The phishing email directed recipients to https://npnjs.com/login, a near-exact clone of the legitimate npm website. The attackers even embedded real npmjs.com links in the email to boost credibility. The fake domain was designed to steal login credentials and authentication tokens from unsuspecting maintainers.
“The tokenized URL hints at semi-targeted efforts, potentially focusing on active package maintainers with significant reach.”
The victim in this case maintains packages with over 34 million weekly downloads—a prime target for a supply chain breach.
Once the attacker gained access to the maintainer’s npm token, they published malicious versions of widely used packages directly to the npm registry—bypassing GitHub entirely. This made detection far more difficult.
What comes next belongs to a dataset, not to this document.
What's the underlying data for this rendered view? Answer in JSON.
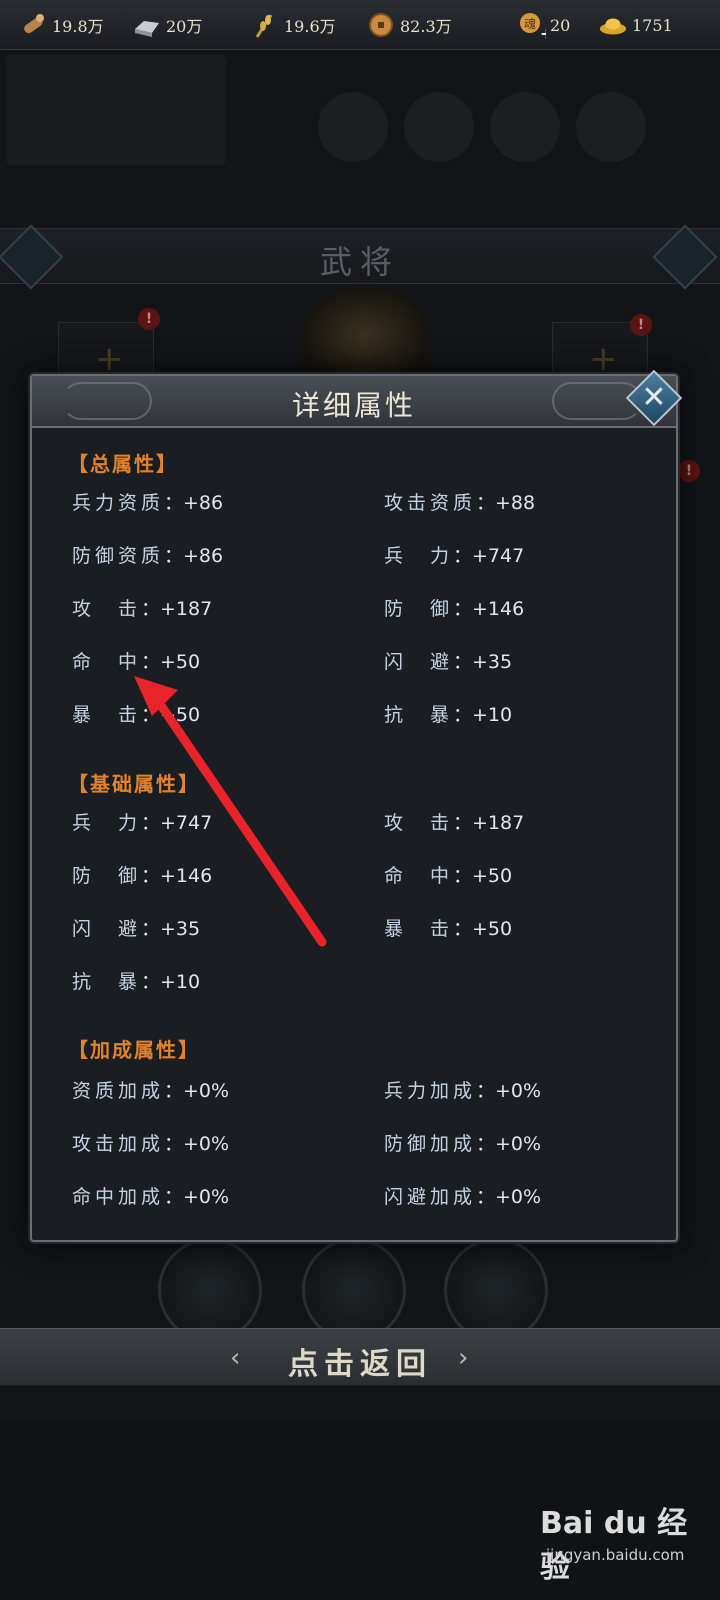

The following versions were compromised and later flagged as malicious:
- eslint-config-prettier: 8.10.1, 9.1.1, 10.1.6, 10.1.7
- eslint-plugin-prettier: 4.2.2, 4.2.3
- synckit: 0.11.9
- @pkgr/core: 0.2.8
- napi-postinstall: 0.3.1
These packages contained injected code designed to target Windows environments, attempting to load a malicious DLL (node-gyp.dll) via rundll32, which could potentially lead to remote code execution.
“The new versions contained malicious code, including a Windows-specific payload attempting to load node-gyp.dll via rundll32.”
With integrations like Prettier and ESLint used in thousands of projects and CI/CD systems like Dependabot and Renovate automatically pulling in the latest versions, the breach had the potential to silently infect vast numbers of developer environments.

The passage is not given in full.